Another way, equally valid, of interpreting the poem is to understand the poem as being about how irreversible decisions are. With this approach, readers focus on the fact that the speaker "doubted if I should ever come back." Once a decision is reached, it is momentous, and there's no going back. In this interpretation, one could see how the "sigh" of the speaker could be one of regret. In his old age, the speaker may wish he had pursued a different path in life, but that one significant decision in his youth set him on a direction that could not be undone. In this case, the impact of the road chosen is negative.

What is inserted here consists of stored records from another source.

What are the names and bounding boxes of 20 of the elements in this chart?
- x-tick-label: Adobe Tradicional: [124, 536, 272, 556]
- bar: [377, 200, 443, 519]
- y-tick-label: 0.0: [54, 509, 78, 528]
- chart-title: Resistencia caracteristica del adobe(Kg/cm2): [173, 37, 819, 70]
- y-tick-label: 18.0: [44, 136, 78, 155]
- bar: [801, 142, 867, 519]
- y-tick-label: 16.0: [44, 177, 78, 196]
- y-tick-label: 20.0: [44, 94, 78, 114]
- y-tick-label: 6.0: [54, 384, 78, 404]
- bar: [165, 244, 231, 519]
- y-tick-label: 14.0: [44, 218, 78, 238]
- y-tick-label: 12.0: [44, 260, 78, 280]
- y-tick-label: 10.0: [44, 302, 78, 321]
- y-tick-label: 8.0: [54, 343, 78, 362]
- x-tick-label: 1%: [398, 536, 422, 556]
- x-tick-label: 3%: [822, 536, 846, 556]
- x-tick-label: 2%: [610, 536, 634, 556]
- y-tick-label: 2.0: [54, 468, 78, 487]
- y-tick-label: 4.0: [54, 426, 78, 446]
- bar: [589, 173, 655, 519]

Finally, the third interpretation, and actually Frost's intent, is that the poem is a tongue-in-cheek jab at indecisive people who make too much of any single decision. Some people deliberate too long over the minutest choices, believing each one to be a life-altering action. In this case, the poem seeks to point out, through melodramatic irony ("Oh, I kept the first for another day!"), that a small decision is really just that--not something that one will reminisce about "ages and ages hence." Or if the person does attribute such undeserved importance to a single choice, it will be because the person tends toward hyperbole. In this case, "all the difference" is to be taken as verbal irony, meaning the opposite. In fact, the decision is not consequential, and the impact on the speaker's life is negligible. 


Frost admitted this poem was "tricky," and readers have taken from it many different meanings. The poem allows for the impact of the choice of the path to be good, bad, or indifferent.